Protect Beneficiaries from Themselves

Once top concern testators have is whether those who stand to inherit assets are responsible enough to manage the wealth they have inherited. There are many reasons for this to be cause for concern, but it is common when an heir is either too young or has not historically been responsible with their finances. The testator can develop several trusts to protect the assets left to beneficiaries. For example, asset distributions can be made based upon incentives (graduating from college, maintaining a certain GPA), age-based (when a person reaches a certain age), spendthrift (pays for a person’s living based upon your direction). 

Reduce Assets That Pass Through Probate

A living trust lawyer in Orange, CA, often has clients looking to avoid probate, and rightfully so. Many people dread probate because it can be costly, time-consuming, and lack privacy. When you put assets into a living trust, it may be possible to circumvent the number of assets that must go through probate. Additionally, when assets do not have to endure probate, heirs may access them in a more timely manner. 


Typically, people are relatively private about their wealth, the money they make, and the value of their possessions. However, when a person passes away, and the will enters into probate, the estate’s value becomes public domain meaning, anyone can access this information. When assets are put into a trust, they are kept out of probate, keeping them private from the general public. 

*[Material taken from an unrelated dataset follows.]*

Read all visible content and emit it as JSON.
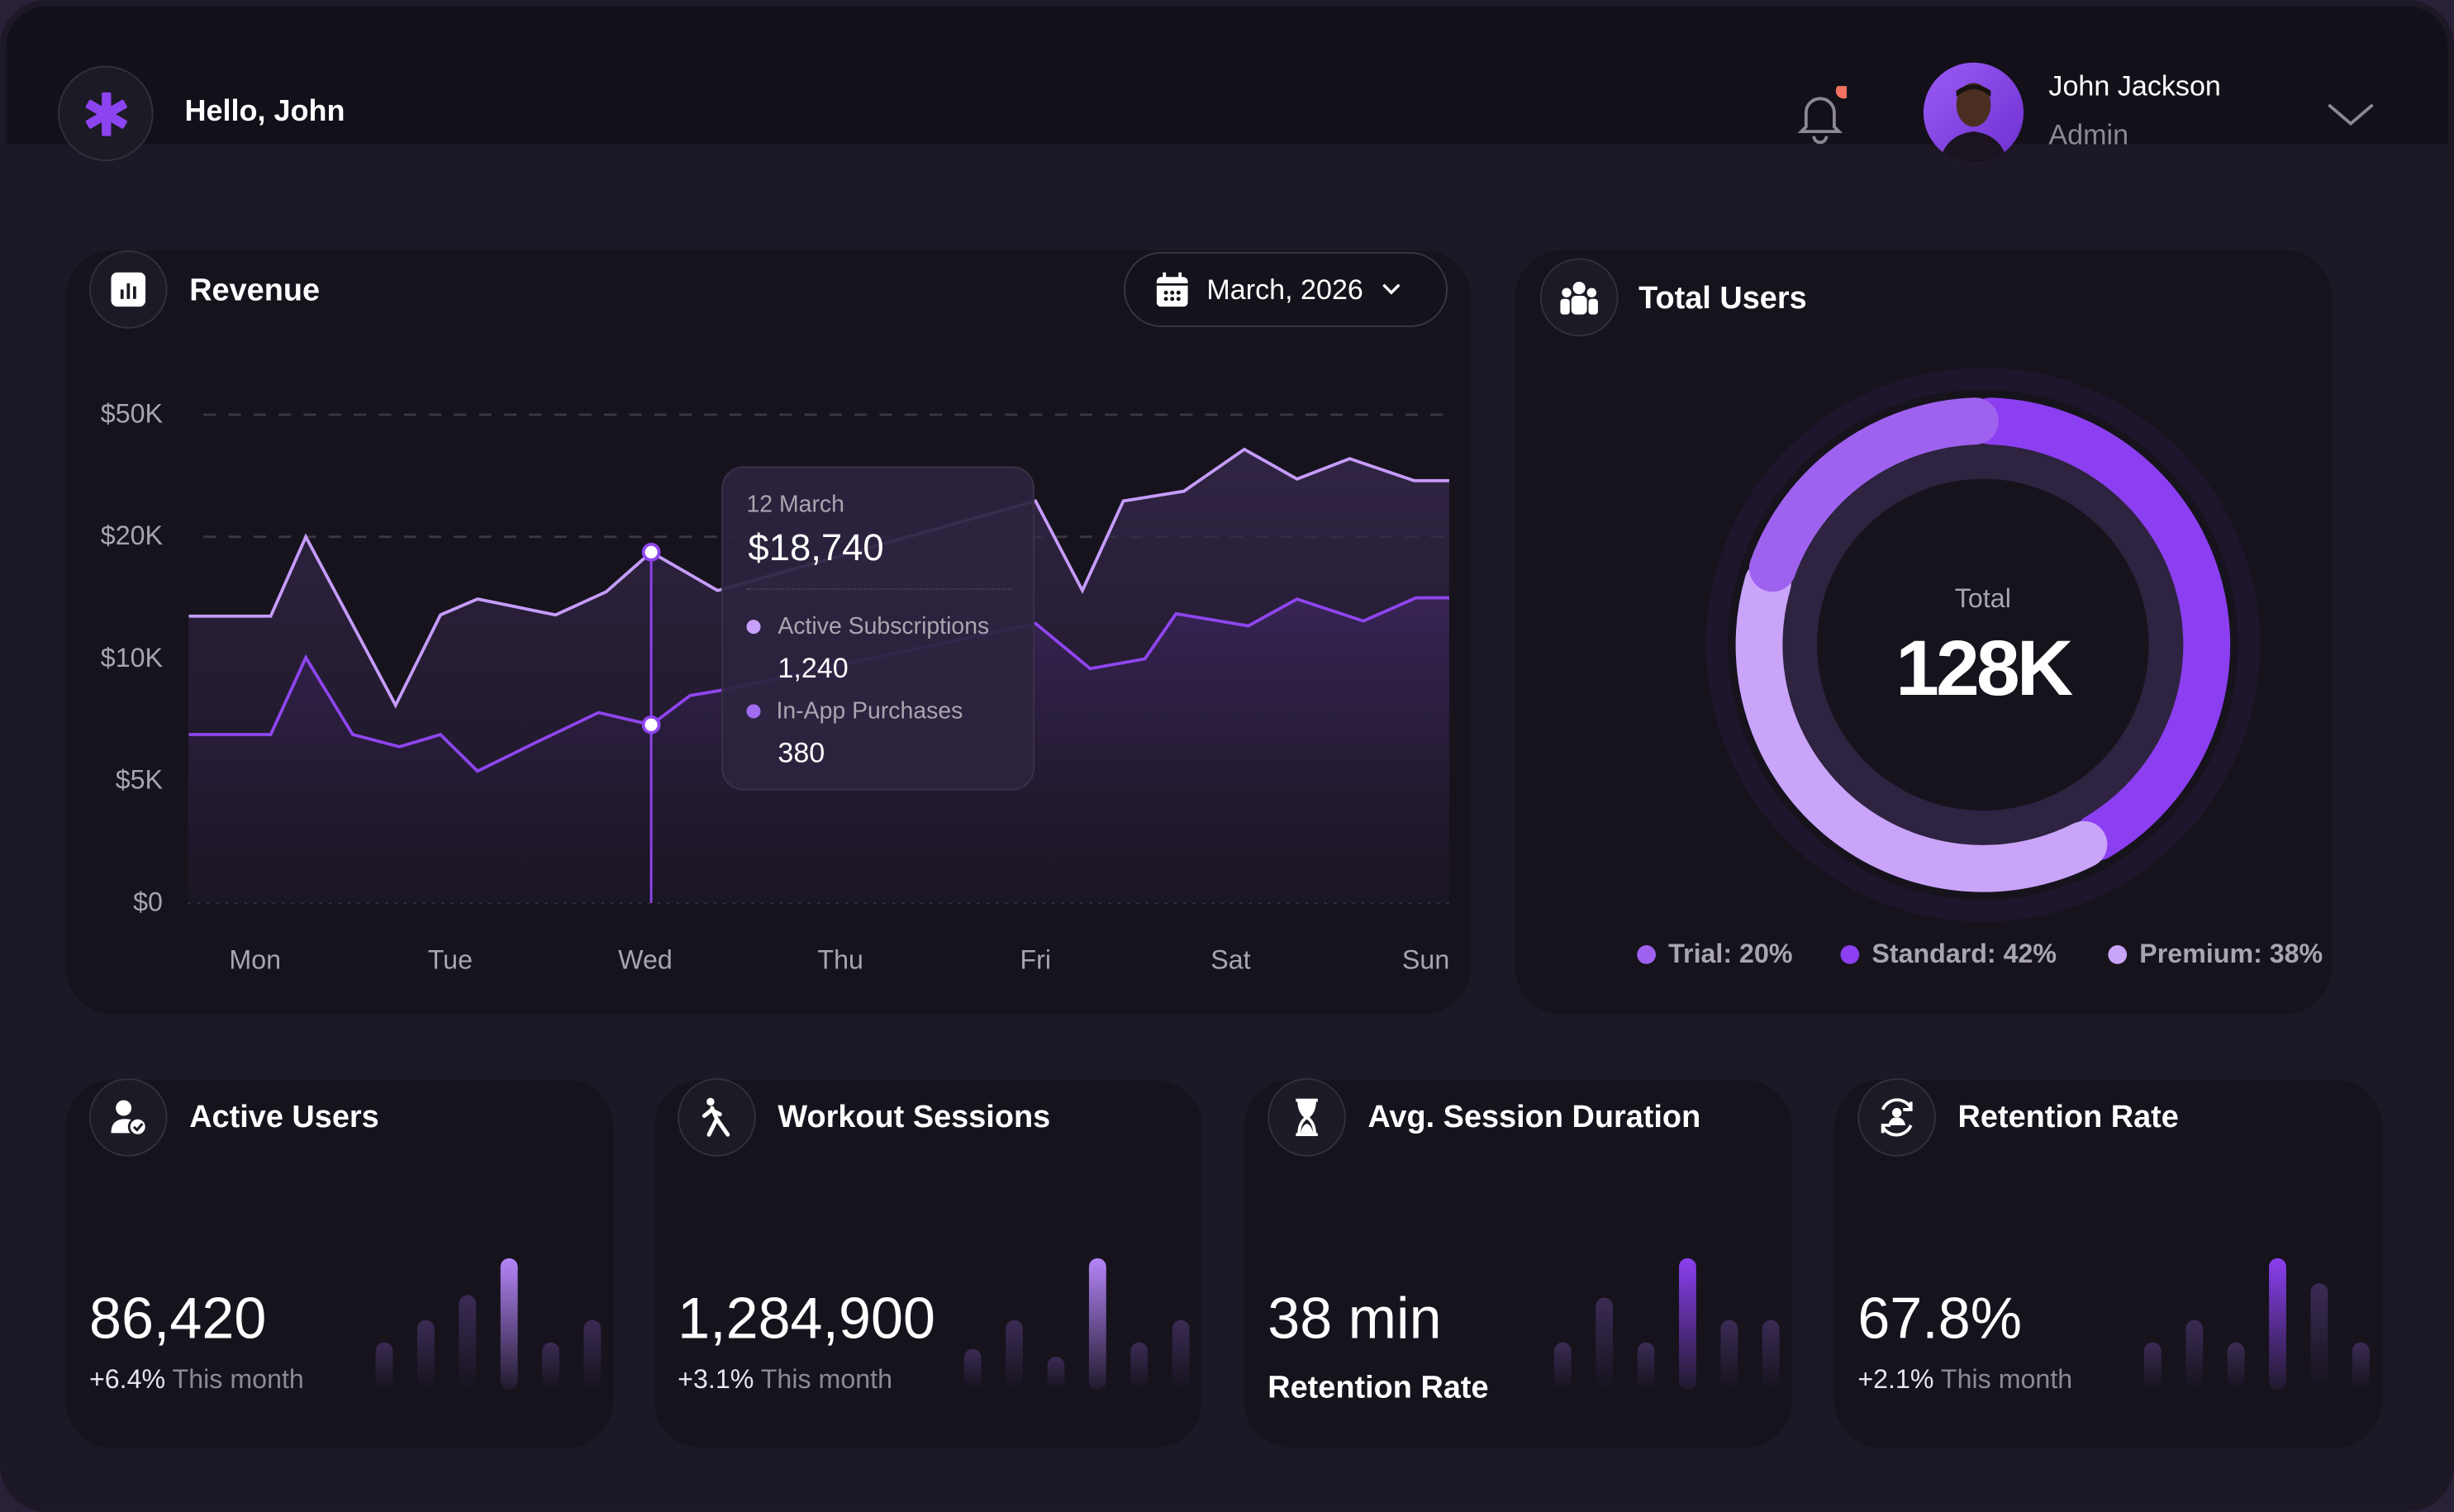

Revocable Living Trusts Are Flexible

Another advantage to a revocable trust is that the grantor can change it at any time. As situations change- the grantor can change the trust to reflect them. 

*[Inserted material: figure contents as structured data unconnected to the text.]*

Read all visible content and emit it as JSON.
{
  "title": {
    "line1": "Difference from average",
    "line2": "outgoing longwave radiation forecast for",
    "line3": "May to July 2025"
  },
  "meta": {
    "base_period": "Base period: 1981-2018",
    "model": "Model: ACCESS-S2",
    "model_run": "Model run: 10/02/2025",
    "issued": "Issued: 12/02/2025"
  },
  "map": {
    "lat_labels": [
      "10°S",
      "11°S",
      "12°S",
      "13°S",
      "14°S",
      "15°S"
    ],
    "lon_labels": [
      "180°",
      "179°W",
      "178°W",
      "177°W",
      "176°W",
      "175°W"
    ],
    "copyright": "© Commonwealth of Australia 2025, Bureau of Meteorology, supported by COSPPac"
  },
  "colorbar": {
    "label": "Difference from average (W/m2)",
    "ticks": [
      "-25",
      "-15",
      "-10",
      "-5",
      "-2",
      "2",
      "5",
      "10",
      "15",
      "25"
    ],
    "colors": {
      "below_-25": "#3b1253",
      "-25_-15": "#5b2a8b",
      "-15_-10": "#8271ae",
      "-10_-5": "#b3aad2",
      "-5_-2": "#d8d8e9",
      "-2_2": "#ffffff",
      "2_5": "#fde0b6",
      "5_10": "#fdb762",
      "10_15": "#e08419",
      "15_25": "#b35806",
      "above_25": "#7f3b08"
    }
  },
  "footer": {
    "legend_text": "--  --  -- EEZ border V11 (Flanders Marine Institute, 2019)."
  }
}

Developing an estate plan ensures that families have a clear path of making decisions for a person’s care and how assets will be distributed when the time comes. An estate plan is made up of several documents, and a revocable living trust is just one tool people may have access to. Holborn Law will take the time to understand your wishes and offer strategies that may be appropriate based upon the specifics of your situation. If you need an estate plan or are considering whether a trust is right for you, contact our Orange, California, living trust lawyer.